В 1819 году Федор Васильевич выдал замуж сразу двух дочерей. Наталью — за князя Дмитрия Нарышкина, кузена Михаила Воронцова, а свою дочь-католичку, с тяжелым сердцем — за француза. Мужем Софи стал граф Евгений де Сегюр, сын пэра Франции, бывшего адъютанта Наполеона Филиппа де Сегюра, того самого, что был послан второго сентября в Кремль искать мины, будто бы заложенные там по приказу его будущего кума. Ростопчин говорил о своем французском зяте, что у него абсолютно нет недостатков, кроме разве что одного — он слишком красив.
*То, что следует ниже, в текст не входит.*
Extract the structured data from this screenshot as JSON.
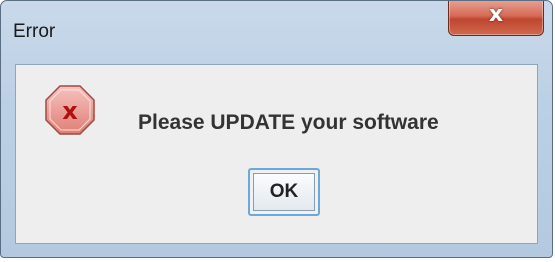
{
  "window": {
    "title": "Error",
    "close_label": "x"
  },
  "dialog": {
    "icon": "error-icon",
    "message": "Please UPDATE your software",
    "ok_label": "OK"
  },
  "colors": {
    "error_icon_fill": "#e8908a",
    "error_icon_glyph": "#b01010",
    "close_button": "#c94a33"
  }
}
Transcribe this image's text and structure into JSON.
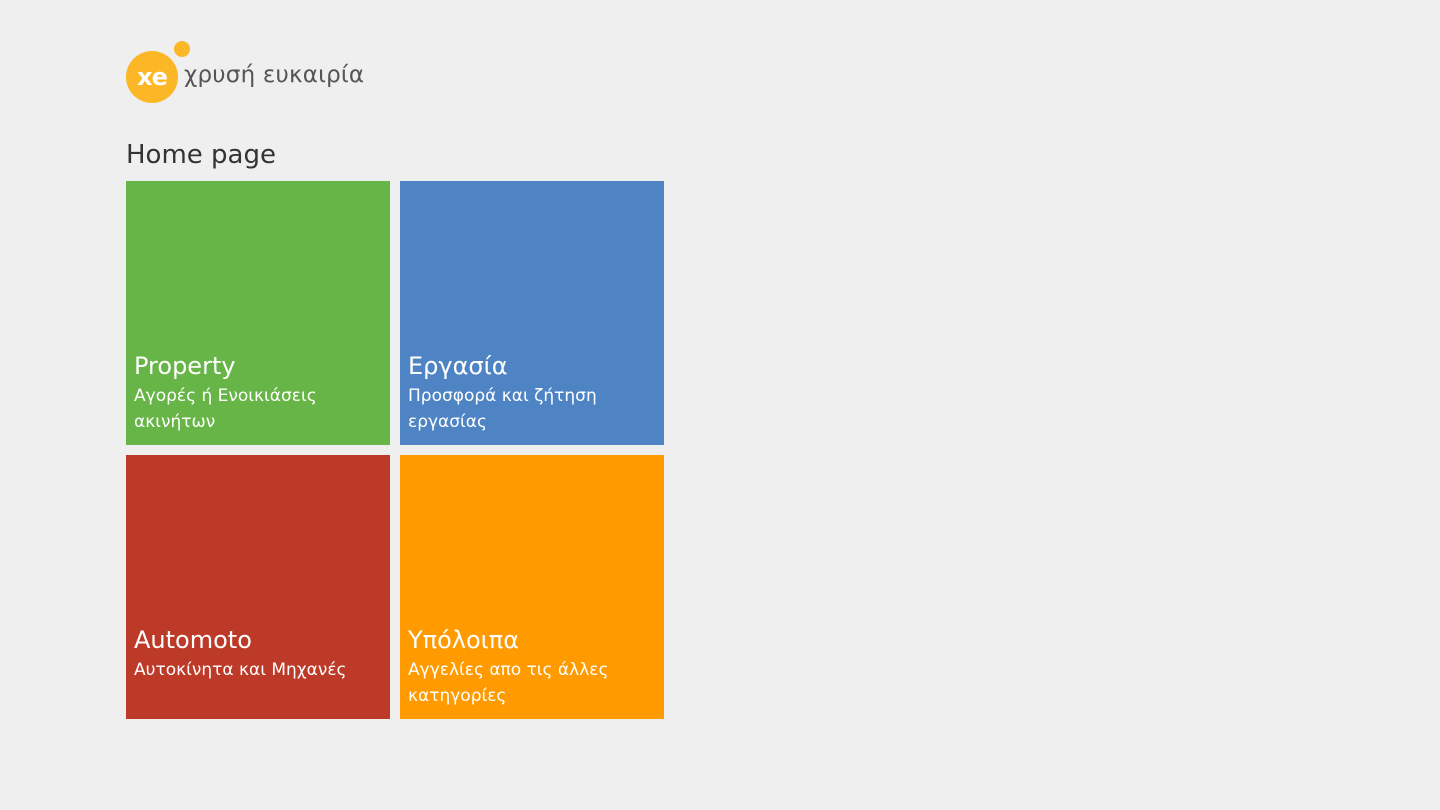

Осенью 1814 года Борис Белозерский поступил в Петербурге в Пажеский корпус. Он нашел несколько случаев увидеться с Лизой, однако семейство Ростопчиных вскоре отбыло за границу. Между детьми на несколько лет завязалась переписка, длившаяся вплоть до возвращения опального семейства в Россию в 1823 году.
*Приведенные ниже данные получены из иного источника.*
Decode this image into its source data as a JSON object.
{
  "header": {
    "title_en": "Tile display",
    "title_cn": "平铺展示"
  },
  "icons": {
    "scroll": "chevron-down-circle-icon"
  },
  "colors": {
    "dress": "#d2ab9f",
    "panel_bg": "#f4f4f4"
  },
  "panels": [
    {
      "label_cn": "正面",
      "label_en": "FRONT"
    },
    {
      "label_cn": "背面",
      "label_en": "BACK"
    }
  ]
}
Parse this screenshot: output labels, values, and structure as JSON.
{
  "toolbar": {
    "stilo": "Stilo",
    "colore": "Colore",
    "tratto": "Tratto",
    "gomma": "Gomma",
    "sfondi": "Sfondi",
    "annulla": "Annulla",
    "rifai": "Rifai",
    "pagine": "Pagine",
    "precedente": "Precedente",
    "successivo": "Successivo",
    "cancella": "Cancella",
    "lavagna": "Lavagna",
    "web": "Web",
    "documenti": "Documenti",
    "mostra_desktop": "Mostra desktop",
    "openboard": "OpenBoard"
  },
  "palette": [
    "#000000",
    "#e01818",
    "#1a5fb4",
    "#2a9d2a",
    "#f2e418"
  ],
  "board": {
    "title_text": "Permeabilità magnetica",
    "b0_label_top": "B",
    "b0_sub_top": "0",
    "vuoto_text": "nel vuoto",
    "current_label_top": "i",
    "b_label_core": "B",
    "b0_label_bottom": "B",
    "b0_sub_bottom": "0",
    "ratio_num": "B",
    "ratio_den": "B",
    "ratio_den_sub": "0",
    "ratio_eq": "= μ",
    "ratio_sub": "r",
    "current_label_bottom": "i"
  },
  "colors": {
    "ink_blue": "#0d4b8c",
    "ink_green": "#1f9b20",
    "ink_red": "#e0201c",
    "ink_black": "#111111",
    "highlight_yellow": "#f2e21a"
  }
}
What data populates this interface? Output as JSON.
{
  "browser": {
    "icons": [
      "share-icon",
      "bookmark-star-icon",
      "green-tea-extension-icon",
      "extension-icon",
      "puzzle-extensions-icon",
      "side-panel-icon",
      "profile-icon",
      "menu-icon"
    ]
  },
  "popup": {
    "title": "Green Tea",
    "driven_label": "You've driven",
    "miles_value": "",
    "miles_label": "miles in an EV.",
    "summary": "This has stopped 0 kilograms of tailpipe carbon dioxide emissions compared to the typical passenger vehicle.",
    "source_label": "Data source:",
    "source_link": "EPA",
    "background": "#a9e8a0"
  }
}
Изредка он получал краткие письма от Глеба, но отвечать ему не имел возможности, так как тот постоянно находился в дороге. И только зимой 1817 года Глеб написал брату из Генуи, что они с Евлампией надолго обосновались в одном богатом доме с прекрасной библиотекой и намерены жить здесь сколько захотят, ни в чем себе не отказывая.
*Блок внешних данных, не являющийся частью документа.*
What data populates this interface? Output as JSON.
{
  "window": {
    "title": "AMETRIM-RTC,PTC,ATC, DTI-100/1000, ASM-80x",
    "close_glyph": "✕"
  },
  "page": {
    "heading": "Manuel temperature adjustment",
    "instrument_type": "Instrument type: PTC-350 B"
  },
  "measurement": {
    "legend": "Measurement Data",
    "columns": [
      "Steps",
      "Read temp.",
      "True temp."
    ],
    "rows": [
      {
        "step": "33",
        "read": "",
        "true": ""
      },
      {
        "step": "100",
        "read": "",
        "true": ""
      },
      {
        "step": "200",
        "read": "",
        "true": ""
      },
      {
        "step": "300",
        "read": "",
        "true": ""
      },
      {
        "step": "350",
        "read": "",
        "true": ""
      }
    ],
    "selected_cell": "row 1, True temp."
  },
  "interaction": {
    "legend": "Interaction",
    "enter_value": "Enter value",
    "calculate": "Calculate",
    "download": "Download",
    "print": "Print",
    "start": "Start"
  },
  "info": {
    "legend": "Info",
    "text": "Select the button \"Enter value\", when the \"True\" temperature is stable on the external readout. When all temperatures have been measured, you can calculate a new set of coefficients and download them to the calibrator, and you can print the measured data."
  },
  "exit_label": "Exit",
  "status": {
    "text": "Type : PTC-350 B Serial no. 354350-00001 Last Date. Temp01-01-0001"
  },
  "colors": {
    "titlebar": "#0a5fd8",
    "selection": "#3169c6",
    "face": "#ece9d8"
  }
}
В том же 1817 году, в месяце мае, по аллее Гайд-парка катилась легкая коляска, запряженная прелестной дымчатой лошадкой. Ею правил важный дородный кучер, одетый в богатую ливрею, с воротничками, высоко подпиравшими его синие выбритые щеки. На кожаных подушках сиденья расположились молодая дама с маленькой девочкой. Эта пара невольно привлекала всеобщее внимание гуляющих лондонцев. Пассажирки были слишком несхожи, чтобы заподозрить в них мать и дочь. Дама, светлая голубоглазая блондинка, хрупкая и задумчивая, меланхолично созерцала проплывающие мимо цветущие кусты сирени и клумбы с примулами. Ее бледное тонкое лицо было серьезно, но озарялось нежной улыбкой, когда она обращала взгляд на сидевшую рядом девочку. Маленькая красавица лет пяти-шести, вертевшаяся во все стороны, ни секунды не оставаясь в покое, была, несомненно, уроженкой Индии или Бирмы. Смуглая, изящная, как статуэтка, черноглазая, как лань, шаловливая, как бабочка, — баловница готова была на ходу выскочить из коляски и побежать по дорожкам парка. Снисходительные выговоры, которые делала ей блондинка, давали основания полагать, что шалунью не наказали бы строго. Обе говорили по-французски и были одеты по последней парижской моде.
Им навстречу двигалась другая коляска, более вместительная. В ней также сидела дама в сопровождении няни с ребенком. Рядом с коляской гарцевал всадник на вороном коне. Он беседовал с дамой, которая слушала его весьма невнимательно, потому что была поглощена лепетом своей маленькой дочки, с виду лет четырех от роду.